E-politique

E-CONSEIL DES MINISTRES : L’expérience du Burkina fait école au forum des TIC

Au cours des travaux du 4ème forum africain sur le partage des meilleures pratiques dans le domaine des Technologies de l’information et de la communication (TIC), le Burkina Faso a partagé son expérience sur le projet de « e-conseil des ministres », le vendredi 12 octobre 2013 à Ouagadougou.

Le projet « Conseil des ministres sans papier » était sur la sellette, le vendredi 12 octobre 2013, lors du 4e forum africain sur le partage des meilleures pratiques dans le domaine des Technologies de l’information et de la communication(TIC) à Ouagadougou. Selon le directeur général de la coordination des programmes de développement des TIC, Alfred Sawadogo, le Burkina Faso, avec à sa tête le chef de l’Etat, s’est engagé à faire des TIC, un outil au service du développement. C’est dans ce cadre qu’est né le projet « e-conseil des ministres ». Il a précisé que l’un des objectifs est d’optimiser les dépenses liées à la bureautique, lors des conseils de ministres.

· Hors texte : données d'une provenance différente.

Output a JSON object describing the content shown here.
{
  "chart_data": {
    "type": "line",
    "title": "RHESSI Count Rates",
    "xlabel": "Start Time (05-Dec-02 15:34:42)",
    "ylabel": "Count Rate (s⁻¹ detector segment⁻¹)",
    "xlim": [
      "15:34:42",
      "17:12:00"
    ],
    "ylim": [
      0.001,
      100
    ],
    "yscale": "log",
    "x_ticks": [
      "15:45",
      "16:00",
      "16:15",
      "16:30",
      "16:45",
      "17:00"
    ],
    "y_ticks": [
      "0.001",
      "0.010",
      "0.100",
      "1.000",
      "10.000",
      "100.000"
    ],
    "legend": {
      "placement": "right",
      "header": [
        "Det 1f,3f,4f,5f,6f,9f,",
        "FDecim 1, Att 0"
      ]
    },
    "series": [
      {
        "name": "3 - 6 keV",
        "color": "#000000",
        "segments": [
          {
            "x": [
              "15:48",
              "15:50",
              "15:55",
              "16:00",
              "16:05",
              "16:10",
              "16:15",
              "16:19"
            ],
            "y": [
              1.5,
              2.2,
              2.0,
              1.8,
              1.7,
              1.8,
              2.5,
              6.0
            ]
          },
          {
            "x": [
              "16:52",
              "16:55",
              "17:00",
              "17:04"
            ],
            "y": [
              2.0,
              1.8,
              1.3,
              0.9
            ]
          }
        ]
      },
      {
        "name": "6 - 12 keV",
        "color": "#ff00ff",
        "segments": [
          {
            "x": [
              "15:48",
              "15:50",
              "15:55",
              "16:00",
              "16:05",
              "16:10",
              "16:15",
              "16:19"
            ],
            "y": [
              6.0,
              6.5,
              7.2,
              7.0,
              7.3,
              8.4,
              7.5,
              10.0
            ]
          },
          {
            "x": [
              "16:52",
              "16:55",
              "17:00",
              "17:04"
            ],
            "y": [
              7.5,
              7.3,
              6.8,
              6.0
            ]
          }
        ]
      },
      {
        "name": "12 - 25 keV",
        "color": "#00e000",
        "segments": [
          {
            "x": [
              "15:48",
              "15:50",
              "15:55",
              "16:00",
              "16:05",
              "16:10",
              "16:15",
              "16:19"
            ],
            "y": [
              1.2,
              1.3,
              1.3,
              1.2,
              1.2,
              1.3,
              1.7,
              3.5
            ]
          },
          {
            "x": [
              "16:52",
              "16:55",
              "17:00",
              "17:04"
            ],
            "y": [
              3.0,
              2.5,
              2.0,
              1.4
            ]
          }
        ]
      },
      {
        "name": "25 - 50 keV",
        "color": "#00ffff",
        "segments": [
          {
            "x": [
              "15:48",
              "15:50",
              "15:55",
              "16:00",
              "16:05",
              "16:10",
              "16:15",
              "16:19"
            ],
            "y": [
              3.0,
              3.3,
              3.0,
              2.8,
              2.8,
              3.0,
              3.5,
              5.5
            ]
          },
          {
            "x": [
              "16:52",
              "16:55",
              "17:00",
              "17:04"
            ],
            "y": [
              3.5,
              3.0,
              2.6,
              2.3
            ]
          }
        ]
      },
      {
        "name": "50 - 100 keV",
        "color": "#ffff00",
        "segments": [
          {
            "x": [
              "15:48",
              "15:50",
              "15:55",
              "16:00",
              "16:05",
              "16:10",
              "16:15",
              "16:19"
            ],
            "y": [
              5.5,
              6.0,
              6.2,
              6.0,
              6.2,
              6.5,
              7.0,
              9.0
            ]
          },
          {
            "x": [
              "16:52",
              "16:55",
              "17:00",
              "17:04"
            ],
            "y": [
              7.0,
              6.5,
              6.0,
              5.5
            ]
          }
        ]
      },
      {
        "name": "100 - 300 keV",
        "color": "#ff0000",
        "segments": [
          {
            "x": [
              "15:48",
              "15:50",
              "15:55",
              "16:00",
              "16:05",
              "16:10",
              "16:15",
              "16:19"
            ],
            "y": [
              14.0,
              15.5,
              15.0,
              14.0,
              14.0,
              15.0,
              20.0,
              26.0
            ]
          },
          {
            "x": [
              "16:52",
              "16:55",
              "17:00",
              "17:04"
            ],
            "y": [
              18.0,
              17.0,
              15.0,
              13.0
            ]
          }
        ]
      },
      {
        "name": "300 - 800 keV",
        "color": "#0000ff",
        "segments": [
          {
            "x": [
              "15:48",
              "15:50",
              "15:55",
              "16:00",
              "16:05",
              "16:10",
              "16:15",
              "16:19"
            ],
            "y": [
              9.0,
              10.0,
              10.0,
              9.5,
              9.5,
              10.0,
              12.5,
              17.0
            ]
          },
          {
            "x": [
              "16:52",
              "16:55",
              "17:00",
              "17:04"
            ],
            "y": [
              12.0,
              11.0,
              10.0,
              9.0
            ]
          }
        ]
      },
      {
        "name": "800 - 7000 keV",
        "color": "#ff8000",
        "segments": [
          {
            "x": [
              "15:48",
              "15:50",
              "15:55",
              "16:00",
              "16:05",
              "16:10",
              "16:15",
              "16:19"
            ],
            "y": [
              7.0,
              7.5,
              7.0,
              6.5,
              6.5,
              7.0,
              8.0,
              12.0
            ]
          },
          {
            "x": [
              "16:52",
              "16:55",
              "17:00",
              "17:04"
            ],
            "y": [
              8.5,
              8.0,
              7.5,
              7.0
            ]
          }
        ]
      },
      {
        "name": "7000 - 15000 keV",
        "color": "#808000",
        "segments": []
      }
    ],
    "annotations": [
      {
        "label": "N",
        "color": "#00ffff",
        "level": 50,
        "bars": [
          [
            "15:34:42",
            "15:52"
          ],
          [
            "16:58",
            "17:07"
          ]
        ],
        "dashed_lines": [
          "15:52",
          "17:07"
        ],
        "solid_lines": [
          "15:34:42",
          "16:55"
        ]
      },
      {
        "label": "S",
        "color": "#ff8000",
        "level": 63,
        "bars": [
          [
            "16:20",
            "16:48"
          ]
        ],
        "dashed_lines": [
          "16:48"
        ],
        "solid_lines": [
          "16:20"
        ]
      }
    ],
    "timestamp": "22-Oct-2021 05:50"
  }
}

Il a rappelé qu’actuellement, la méthode traditionnelle de préparation et de suivi des rapports en conseils des ministres entraîne une consommation excessive d’encre, de papier, de carburant et de temps. Par ailleurs, cette méthode ne permet pas d’optimiser l’archivage et la mise à jour des versions, rend complexe l’exécution des décisions prises par le conseil des ministres et difficile la vérification de la conformité des numéros matricules lors des nominations. M. Sawadogo a fait savoir que le « e-conseil des ministres » va donner l’occasion aux acteurs de travailler de façon électronique et de pouvoir échanger des informations à travers un réseau qui leur sera dédié.

Les membres du gouvernement ne seront plus amenés à transporter des dossiers physiques, volumineux et encombrants pour le conseil. En outre, le ministre pourra, en tout temps, au sein du Réseau informatique national de l’administration(RESINA), suivre l’élaboration de tous les dossiers et consulter ses pairs pour des compléments nécessaires à la finalisation des dossiers. M. Sawadogo, a révélé que la gestion électronique du « e-conseil des ministres » va concerner les huit phases du conseil des ministres à savoir, la production et l’examen des dossiers, la programmation de l’ordre du jour, l’étude des dossiers programmés, le conseil des ministres, la finalisation des dossiers adoptés, la signature, la publication et l’archivage.

A l’heure actuelle, le directeur général de la coordination des programmes de développement des TIC a souligné que pratiquement, tous les ministres ont été formés. Reste donc le président du Faso, le Premier ministre et trois ministres à former, avant d’engager le processus, proprement dit. Les participants ont apprécié l’expérience du Burkina et beaucoup d’intervenants n’ont pas hésité à qualifier cette expérience de pouvant être un cas d’école pour les autres pays africains.

Le ministre burkinabè en charge de l’Economie numérique, Jean Koulidiati, a révélé qu’il va se tenir un conseil de cabinet élargi pour tester l’outil et si cela est concluant, le Burkina Faso effectuera son premier e-conseil des ministres, d’ici à la fin de l’année 2013. Cela est possible, d’autant plus que l’intervenant du Rwanda a déclaré que son pays effectue, non seulement le « e-conseil des ministres » depuis 2001, mais aussi, que le parlement rwandais et certaines institutions de l’Etat s’y sont mis. Il a même affirmé qu’au Rwanda, la notation sur la performance des responsables et des agents de l’Etat tient compte de l’adoption des TIC par ces derniers au cours de leurs travaux. Et qu’au sein du gouvernement, un ministre qui refuserait de se former à cette méthode voit ses dossiers refusés au conseil des ministres.